A.N. Macokha, T.E. Tyshler

Value of the device tensor operations, in particular is conclusive. Tensor operation, in various branches of physics, theoretical mechanics, differential geometry, electrodynamics. Theories of relativity. There are mathematical problems inside of most tensor algebras in which the special theory algebraic invariant linear transformations to various vector spaces and unitary modules above communicative-associative rings with unit and numerical fields of the characteristic zero is developed. Computing volumes tensor operation in multivariate spaces are so great, that acceleration of performance tensor operations demands new approaches, in particular, parallel these operations by means of artificial networks. Modeling tensor operations with complex coordinates are used formed one-, two-and three-layer neural networks of direct distribution with linear and square-law functions of activation neural networks. The neural network is used as the mechanism of performance of parallel calculations. We shall consider modeling on a neural network of operation of addition of two trivalent tensor in three-dimensional space. For the decision the single-layered network with linear function of activation neuron as the algorithm of addition tensor is reduced to calculation of the sums of the certain inputs of a network with the weight factor equal 1 is chosen.

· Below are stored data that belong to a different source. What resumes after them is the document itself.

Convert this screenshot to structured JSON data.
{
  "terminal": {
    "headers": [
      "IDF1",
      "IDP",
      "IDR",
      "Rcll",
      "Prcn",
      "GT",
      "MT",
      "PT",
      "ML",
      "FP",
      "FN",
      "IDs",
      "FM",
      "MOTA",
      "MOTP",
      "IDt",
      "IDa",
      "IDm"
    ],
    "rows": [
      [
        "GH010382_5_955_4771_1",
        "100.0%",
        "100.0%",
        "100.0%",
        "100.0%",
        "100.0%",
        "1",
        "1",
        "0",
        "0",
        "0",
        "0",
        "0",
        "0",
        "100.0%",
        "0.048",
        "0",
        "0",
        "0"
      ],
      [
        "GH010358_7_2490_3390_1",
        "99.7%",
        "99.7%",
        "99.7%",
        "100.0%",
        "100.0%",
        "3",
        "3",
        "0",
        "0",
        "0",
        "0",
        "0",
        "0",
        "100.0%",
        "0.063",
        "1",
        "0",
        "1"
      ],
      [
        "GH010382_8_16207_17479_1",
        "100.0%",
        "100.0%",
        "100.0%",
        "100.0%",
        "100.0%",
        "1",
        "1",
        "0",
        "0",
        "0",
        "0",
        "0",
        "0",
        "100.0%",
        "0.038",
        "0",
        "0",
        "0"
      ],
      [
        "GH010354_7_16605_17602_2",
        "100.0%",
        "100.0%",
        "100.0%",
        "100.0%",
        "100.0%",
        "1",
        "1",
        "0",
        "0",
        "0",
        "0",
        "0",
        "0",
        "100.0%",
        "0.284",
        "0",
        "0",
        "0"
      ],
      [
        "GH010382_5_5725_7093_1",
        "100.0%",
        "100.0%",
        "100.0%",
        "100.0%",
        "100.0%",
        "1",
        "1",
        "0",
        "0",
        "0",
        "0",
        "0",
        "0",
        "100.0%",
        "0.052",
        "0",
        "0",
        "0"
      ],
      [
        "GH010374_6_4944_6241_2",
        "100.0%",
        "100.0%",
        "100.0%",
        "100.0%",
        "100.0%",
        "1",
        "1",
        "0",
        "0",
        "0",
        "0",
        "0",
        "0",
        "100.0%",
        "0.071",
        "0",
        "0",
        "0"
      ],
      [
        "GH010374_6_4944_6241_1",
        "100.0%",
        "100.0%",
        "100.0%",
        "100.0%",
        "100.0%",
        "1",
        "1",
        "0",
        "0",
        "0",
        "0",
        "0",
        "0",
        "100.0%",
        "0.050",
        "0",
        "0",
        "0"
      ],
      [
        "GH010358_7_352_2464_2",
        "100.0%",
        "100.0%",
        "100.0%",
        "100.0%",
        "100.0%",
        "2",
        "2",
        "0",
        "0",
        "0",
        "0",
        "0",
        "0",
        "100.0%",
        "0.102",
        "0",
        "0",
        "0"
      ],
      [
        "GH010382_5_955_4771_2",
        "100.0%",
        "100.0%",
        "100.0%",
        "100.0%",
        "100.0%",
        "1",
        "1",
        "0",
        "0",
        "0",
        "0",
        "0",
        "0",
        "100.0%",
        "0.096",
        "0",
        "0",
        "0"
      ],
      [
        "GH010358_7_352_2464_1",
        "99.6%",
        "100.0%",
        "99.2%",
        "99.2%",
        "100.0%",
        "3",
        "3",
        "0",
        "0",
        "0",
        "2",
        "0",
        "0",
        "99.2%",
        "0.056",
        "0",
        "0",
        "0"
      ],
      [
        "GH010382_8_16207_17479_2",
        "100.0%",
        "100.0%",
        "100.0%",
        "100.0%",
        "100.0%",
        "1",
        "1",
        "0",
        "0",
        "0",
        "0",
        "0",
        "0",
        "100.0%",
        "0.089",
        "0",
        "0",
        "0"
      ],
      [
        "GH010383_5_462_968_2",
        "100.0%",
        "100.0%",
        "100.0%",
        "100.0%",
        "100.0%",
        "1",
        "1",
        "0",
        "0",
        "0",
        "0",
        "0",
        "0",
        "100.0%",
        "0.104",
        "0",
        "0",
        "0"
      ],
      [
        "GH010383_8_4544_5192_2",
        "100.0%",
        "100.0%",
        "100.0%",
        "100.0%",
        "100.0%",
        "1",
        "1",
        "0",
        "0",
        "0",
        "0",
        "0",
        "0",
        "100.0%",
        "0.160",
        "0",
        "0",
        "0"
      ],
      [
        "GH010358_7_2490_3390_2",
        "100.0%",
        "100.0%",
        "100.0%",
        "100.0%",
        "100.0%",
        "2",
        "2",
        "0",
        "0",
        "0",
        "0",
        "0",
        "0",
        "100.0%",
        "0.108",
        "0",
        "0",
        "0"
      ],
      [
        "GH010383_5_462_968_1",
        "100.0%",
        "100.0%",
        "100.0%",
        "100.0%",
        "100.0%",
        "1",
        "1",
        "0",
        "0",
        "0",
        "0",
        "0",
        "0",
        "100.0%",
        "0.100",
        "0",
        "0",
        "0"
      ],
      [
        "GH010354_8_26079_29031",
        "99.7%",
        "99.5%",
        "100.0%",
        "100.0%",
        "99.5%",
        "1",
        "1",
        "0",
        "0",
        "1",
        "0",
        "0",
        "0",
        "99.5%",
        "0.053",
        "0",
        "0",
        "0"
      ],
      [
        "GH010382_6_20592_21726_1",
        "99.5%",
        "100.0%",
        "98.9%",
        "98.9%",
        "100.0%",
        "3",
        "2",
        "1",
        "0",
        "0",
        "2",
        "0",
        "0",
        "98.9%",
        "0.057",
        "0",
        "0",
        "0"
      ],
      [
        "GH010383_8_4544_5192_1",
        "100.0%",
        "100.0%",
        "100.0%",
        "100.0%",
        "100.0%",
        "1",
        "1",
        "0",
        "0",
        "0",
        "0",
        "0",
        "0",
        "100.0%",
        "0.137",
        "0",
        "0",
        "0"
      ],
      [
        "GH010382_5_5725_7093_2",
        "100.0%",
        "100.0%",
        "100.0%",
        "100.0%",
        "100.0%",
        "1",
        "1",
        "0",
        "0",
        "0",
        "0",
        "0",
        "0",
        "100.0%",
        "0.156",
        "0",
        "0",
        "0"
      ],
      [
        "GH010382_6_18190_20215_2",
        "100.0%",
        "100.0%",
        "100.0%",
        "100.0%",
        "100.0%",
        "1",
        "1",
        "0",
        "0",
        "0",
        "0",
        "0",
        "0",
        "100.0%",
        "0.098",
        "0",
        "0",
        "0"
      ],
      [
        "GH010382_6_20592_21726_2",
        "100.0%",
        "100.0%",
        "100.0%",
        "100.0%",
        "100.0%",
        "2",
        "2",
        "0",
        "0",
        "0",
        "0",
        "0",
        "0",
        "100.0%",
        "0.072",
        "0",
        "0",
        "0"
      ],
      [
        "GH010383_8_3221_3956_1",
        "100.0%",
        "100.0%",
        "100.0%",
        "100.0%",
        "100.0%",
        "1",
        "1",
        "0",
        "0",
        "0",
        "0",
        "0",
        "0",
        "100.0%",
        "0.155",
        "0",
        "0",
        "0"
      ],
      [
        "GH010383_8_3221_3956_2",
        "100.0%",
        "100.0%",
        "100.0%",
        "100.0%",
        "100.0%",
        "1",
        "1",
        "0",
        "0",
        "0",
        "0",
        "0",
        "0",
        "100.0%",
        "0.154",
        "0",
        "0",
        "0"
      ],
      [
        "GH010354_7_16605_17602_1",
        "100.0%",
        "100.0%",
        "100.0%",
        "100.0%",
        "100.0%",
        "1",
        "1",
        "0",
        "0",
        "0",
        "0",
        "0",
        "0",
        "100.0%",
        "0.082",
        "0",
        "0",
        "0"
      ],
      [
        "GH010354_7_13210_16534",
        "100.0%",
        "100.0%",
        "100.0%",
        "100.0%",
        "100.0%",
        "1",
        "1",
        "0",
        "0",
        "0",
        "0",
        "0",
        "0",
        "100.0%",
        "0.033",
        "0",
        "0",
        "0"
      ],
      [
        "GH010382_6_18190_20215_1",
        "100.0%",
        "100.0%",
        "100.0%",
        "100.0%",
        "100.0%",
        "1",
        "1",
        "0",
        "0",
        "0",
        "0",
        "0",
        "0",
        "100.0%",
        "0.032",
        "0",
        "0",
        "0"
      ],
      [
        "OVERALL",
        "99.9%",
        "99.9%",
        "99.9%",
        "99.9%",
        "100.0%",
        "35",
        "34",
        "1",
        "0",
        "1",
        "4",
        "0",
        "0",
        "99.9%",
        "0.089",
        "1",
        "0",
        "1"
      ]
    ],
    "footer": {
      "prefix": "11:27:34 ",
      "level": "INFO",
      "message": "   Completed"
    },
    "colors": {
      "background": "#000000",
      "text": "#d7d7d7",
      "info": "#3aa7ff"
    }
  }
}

Operations of addition, multiplication and convolution tensor As an example are lead is considered modeling on a neural network of operation of convolution trivalent tensor in measured space with two and first co variation an index on the first co variation and to the first contra variation to an index. Models of the direct distribution computing artificial neural networks performing in coordinate-s tensor operations in finite dimensional linear spaces over a complex field are constructed. The computational program allowing obtaining data for testing the constructed models is created.